Слуги встретили эти слова смехом — в конце концов, они тоже были персами. Полидор выдавил из себя кривую улыбку. Всю дорогу назад к разрушенному зданию на площади он хранил молчание.

Когда четверо спутников наконец достигли цели, эллин быстро пришел в хорошее настроение снова, ибо он увидел, что и сам может посмеяться над другими.

— Это здание называется «Стоа Василиос», — сказал он, указывая на буквы, вырезанные на поваленном кусочке фриза. — «Царский Портик». Если уж мы пришли сюда узнать о царях, то нам следовало начать именно отсюда.

Митридата одновременно охватили унижение и возбуждение. Возбуждение оказалось сильнее:

— О добрый Полидор, ты был прав. Найди мне здесь, если можешь, список афинских царей. Последним, конечно же, будет тот человек, которого победил Хсриш. — После чего, добавил он про себя, я смогу наконец убраться из этих развалин и всей этой захудалой сатрапии.

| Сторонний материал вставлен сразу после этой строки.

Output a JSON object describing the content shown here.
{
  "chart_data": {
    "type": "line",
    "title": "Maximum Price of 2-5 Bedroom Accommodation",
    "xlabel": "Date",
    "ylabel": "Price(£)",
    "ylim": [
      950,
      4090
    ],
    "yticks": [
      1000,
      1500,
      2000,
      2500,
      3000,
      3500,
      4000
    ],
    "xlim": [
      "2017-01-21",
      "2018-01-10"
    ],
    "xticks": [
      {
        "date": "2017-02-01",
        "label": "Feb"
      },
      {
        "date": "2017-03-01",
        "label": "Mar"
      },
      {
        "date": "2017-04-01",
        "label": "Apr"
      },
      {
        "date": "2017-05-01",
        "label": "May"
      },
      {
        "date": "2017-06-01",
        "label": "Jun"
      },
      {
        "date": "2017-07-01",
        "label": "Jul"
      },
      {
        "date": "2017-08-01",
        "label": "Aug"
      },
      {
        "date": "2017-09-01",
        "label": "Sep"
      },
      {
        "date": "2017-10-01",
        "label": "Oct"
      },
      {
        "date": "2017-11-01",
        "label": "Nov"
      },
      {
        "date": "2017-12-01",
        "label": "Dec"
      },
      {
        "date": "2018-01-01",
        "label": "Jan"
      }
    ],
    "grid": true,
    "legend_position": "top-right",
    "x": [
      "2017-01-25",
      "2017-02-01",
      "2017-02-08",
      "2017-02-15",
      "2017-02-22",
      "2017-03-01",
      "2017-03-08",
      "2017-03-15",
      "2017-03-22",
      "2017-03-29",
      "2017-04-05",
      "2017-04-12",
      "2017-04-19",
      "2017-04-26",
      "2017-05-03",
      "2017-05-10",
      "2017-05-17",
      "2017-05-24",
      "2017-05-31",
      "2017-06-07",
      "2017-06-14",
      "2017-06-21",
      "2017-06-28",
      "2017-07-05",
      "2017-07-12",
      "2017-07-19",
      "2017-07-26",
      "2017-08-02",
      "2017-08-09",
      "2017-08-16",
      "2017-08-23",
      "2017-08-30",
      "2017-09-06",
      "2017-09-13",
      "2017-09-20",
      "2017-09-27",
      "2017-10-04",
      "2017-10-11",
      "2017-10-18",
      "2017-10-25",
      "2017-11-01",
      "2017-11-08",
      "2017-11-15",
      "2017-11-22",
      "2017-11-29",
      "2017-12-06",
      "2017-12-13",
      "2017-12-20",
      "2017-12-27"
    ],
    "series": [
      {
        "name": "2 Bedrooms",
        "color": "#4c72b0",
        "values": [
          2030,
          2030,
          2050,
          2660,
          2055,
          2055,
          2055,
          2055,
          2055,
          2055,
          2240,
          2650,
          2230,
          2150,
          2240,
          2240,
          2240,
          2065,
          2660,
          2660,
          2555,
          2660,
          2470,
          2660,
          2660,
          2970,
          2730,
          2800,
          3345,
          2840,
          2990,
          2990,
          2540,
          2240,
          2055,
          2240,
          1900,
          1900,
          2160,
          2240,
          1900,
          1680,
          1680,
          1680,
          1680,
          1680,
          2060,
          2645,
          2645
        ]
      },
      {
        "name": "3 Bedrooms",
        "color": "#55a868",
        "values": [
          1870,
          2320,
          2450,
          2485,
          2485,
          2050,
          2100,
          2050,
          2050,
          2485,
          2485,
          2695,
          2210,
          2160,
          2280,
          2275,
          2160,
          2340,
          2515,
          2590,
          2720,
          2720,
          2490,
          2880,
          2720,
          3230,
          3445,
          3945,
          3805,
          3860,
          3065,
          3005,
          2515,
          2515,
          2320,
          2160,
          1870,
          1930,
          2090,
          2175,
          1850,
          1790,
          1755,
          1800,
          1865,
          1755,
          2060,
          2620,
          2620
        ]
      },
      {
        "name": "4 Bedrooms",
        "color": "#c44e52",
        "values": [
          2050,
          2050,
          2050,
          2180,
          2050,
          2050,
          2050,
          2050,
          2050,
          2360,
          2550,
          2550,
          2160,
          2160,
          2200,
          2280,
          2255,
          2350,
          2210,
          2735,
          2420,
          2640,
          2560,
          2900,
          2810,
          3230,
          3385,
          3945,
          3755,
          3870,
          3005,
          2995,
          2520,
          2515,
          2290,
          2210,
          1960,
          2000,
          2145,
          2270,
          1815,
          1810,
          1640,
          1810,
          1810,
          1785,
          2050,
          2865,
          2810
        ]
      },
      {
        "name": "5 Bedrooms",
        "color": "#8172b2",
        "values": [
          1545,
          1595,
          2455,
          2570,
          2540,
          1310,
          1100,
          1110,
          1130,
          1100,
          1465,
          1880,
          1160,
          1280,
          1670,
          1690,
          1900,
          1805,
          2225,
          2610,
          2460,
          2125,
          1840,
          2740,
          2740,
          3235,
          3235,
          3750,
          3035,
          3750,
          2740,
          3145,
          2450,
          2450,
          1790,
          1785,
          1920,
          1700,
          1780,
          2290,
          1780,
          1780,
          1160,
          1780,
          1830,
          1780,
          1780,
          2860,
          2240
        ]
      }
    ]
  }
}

Рага и Тиштрия, возможно обуревамые той же надеждой, бросились на поиски с пылом, втрое большим по сравнению с охотой за черепками. Камни, нетронутые со времен персидского нашествия (если не считать ветра, дождя и снующих вокруг мышей), зашевелились под руками занятых поисками слуг.

Митридат нашел первую новую надпись сам, но он уже научился не слишком радоваться при виде нацарапанных на стене слов. Тем не менее он подозвал к себе Полидора.

-- «Фриних думает, что Эсхил прекрасен», — послушно прочел эллин.

— Примерно этого я и ожидал, но всякое бывает, — кивнул Митридат и продолжил поиски. Он был кастрирован еще до полового созревания, и вожделение было ему не менее чуждо, чем пейзаж измочаленных афинских развалин. Он знал, что никогда не поймет, что же заставило этого Фриниха заявить о своей страсти к красивому мальчику. Когда Митридат был достаточно молод, он иногда использовал вожделение — вожделение других мужчин — для своей собственной пользы. Иногда он задумывался о том, каково же все‑таки это ощущение, но это любопытство было не более чем отвлеченным.